Kırım Tatarları tarafından boş arazilerin bu şekilde ilk işgali vakası Ağustos 1989'da Bahçesaray rayonunda gerçekleşmiş ve bilâhare bütün Kırım'a yayılmıştır. Sovyet makamlarının buna cevabı Kırım Tatarlarının buralarda kurduğu çadırlara baskınlar düzenleyerek onları dağıtmak, cezâî takibâta geçmek ve tevkifler yapmak şeklinde oldu. Bazı hallerde, Kırım Tatarlarının kurduğu derme çatma evlere baskınlar düzenleyen mahallî idareciler bu baskınlara çevre köylerdeki Rus ahaliyi de celbetmeye girişerek (ne yazık ki, bunda başarısız oldukları söylenemez) geniş çaplı bir etnik çatışma tehlikesini doğurmaktan da çekinmediler.
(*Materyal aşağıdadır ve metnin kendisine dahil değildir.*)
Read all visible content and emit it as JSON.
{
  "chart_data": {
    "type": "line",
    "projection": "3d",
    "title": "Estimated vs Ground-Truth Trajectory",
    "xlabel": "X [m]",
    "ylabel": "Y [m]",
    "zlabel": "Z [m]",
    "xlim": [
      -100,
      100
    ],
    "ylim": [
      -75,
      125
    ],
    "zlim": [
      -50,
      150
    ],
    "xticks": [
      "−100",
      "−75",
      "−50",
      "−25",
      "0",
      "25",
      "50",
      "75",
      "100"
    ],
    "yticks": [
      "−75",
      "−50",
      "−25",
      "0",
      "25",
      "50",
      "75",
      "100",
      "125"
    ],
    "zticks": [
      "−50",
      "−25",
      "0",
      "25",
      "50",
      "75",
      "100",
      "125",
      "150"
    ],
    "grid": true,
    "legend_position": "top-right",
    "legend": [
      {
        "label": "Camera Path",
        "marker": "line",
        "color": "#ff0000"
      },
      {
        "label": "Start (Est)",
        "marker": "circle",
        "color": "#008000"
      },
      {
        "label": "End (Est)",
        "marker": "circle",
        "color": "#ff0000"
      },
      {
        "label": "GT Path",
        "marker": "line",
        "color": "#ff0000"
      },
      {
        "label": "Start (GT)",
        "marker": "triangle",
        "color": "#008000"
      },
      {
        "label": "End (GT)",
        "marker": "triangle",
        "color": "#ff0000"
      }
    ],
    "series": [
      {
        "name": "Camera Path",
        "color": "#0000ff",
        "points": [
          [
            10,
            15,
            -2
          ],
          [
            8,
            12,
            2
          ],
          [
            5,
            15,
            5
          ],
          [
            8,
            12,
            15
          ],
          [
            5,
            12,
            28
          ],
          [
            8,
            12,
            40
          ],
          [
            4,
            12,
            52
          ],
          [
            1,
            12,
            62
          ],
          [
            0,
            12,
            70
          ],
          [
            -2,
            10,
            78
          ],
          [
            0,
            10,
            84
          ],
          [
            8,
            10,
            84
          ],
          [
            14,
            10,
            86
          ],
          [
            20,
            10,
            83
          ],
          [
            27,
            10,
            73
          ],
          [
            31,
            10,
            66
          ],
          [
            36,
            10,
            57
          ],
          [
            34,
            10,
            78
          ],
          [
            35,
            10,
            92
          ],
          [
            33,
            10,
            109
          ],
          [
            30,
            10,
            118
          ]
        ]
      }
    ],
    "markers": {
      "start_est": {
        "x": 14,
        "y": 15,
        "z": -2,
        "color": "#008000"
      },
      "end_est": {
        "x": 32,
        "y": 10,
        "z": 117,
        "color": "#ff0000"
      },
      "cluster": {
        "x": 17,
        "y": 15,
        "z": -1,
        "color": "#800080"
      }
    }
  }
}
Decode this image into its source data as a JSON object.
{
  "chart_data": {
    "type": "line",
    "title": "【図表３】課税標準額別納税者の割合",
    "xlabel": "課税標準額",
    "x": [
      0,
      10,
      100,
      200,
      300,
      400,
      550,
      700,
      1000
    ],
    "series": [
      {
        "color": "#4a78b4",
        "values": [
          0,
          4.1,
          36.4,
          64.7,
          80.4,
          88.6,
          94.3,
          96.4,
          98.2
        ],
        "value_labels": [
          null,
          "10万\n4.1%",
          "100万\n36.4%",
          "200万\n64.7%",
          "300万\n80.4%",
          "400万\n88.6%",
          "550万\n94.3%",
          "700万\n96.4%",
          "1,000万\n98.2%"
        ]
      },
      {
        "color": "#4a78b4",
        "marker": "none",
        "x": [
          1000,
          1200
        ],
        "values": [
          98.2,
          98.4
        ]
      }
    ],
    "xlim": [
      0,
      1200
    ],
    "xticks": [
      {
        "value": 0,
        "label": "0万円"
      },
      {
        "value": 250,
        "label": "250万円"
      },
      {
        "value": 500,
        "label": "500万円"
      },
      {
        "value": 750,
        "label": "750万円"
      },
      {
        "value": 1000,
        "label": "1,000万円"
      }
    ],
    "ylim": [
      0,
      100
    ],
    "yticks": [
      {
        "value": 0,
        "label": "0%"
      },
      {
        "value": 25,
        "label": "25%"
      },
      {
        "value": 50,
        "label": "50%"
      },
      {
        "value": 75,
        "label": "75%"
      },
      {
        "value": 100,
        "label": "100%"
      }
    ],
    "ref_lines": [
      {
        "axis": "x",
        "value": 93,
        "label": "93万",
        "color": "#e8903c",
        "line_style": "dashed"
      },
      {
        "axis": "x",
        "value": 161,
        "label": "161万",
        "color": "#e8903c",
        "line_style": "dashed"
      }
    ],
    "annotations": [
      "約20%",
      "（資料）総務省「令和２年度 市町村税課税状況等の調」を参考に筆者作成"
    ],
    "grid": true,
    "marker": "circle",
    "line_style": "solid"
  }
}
Mahallî gazeteler "Tatar ekstremistler"e ve Kırım Tatar Millî Hareketi Teşkilatı'na karşı linç duygusunu körükleyen yazılarla doluydu. Sovyet organlarının Kırım Tatarları arasından yetiştiregeldiği bazı "akım" ve grupların mensupları ile Kırım mahallî idaresinden beslenen Kırım Tatar milliyetinden bazı şahıslardan da bu propagandalarda uysallıkla vazife alanlar oldu. Sonraları mahallî Kırım Sovyet idaresi bünyesinde teşkil edilen "Sürgün Edilmiş Halkların Meseleleriyle İlgili Komite"ye de bu şahıslar dahil edileceklerdi. Söz konusu Komite, Ukrayna tarafından Kırım Tatarlarının ve Kırım'dan sürgün edilmiş diğer etnik grupların geri dönüş programı çerçevesinde tahsis edilen kaynakların dağıtımı, daha doğrusu israf ve talan edilmesi işiyle meşgul olacaktı.
Bütün bunlara rağmen, Kırım Tatarlarının sarsılmaz azmi sayesinde işgal ettikleri toprakların büyük kısmı ellerinden geri alınamadı. Bu durumda mahallî yetkililer belirli bir müddet içinde bu fiilî durumu "kanunîleştirmeye" mecbur kaldılar. Sonraları zâten geri almaları mümkün olmayan bu parsellere işaret ederek Kırım Tatarlarına ne kadar çok arazi "tahsis etmiş" oldukları hakkında beyanlarda bulunacaklardı. Böylelikle, iki-üç yıl içinde on binlerce Kırım Tatar ailesi vatana dönmeye ve hiç değilse boş parseller üzerinde ikâmet ruhsatı almaya muvaffak oldu.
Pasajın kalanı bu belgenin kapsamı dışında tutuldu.